In a recent edition of The Presbyterian Outlook, I came across an article on “Faithfulness” by Leslie Scanion:

“The stories of churches serving in a pandemic year are full of faithfulness. Faithfulness not defined as unfettered success, but as ministry done at full sprint and in new ways – sometimes in desperation or wild hope. The hallmarks exhaustion, creativity, technological experimentation, phone calls and letters to the lonely and grieving, communion in coffee cups, arguments over masks, vaccinations, singing and what is safe …

Faithfulness is forged in confronting the pressure from parishioners who are vaccinated and who want the church to be open even before the pastor and staff were able to get vaccinated – or from people who refuse the COVID-19 vaccine and won’t wear masks, but want to sit in the front pew … Looking ahead, it’s calculating what comes next. How will and how should the church be different going forward? What does it mean to be faithful to innovation – knowing the church might not have been willing to make those changes without the hammer of a pandemic? What are the lessons of COVID-19?

… Sometimes grace appears on the new unmarked road…

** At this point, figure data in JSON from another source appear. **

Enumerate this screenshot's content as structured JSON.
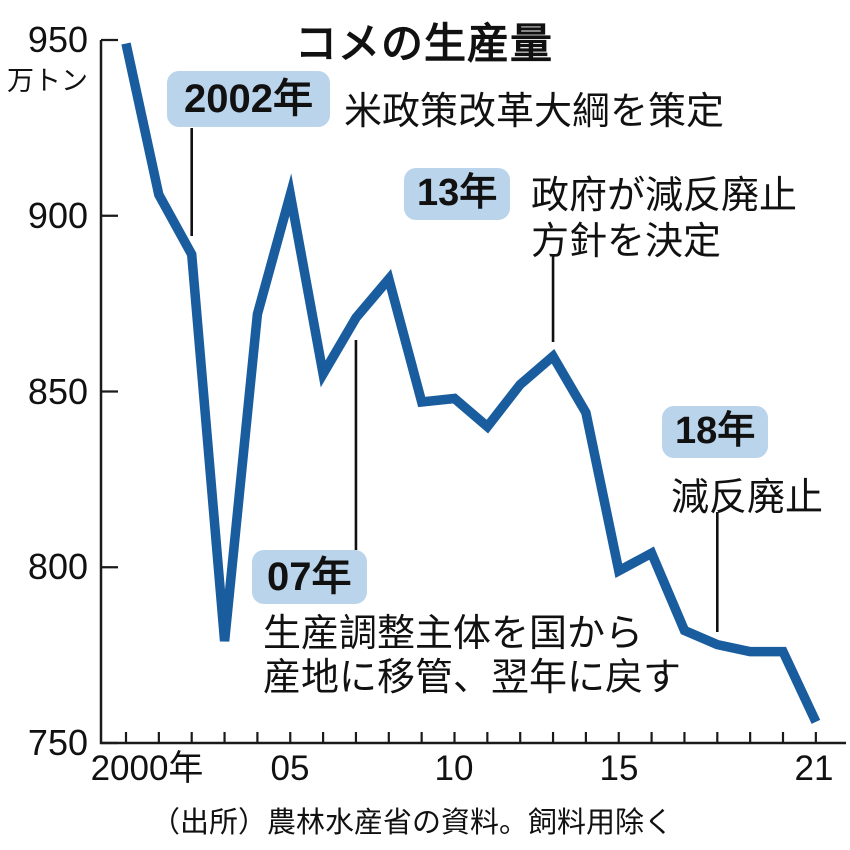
{
  "chart_data": {
    "type": "line",
    "title": "コメの生産量",
    "unit_label": "万トン",
    "x": [
      2000,
      2001,
      2002,
      2003,
      2004,
      2005,
      2006,
      2007,
      2008,
      2009,
      2010,
      2011,
      2012,
      2013,
      2014,
      2015,
      2016,
      2017,
      2018,
      2019,
      2020,
      2021
    ],
    "values": [
      949,
      906,
      889,
      779,
      872,
      906,
      855,
      871,
      882,
      847,
      848,
      840,
      852,
      860,
      844,
      799,
      804,
      782,
      778,
      776,
      776,
      756
    ],
    "ylim": [
      750,
      950
    ],
    "yticks": [
      950,
      900,
      850,
      800,
      750
    ],
    "ytick_labels": [
      "950",
      "900",
      "850",
      "800",
      "750"
    ],
    "xtick_labels": [
      "2000年",
      "05",
      "10",
      "15",
      "21"
    ],
    "grid": false,
    "legend_position": "none",
    "line_color": "#1a5d9e",
    "axis_color": "#1a1a1a",
    "badge_color": "#b9d4eb",
    "annotations": {
      "a2002": {
        "badge": "2002年",
        "text": "米政策改革大綱を策定"
      },
      "a13": {
        "badge": "13年",
        "line1": "政府が減反廃止",
        "line2": "方針を決定"
      },
      "a18": {
        "badge": "18年",
        "text": "減反廃止"
      },
      "a07": {
        "badge": "07年",
        "line1": "生産調整主体を国から",
        "line2": "産地に移管、翌年に戻す"
      }
    },
    "source": "（出所）農林水産省の資料。飼料用除く"
  }
}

Despite the separation despite the loneliness, despite the fear, despite all the illness, we could still remain faithful in the way we walked and carried ourselves in the world … It’s been very exciting to watch – not only churches using new technology, but to actually adopt a new way of being church, a new way of experiencing community … The pandemic has raised new possibilities for what community might look like going forward. In many ways, we are standing on the precipice of being a new church! We can’t go back, because doing that discounts everything we have been through.”

The phrase “sometimes grace appears on the new unmarked road” found a place in my heart, and I want to be faithful in recognizing the gifts of grace that come from these months of disruption, upheaval and change in all of life. I’ve heard it said again and again in recent months that “history is watching us.” As we look back on today from a new day, may we be found faithful.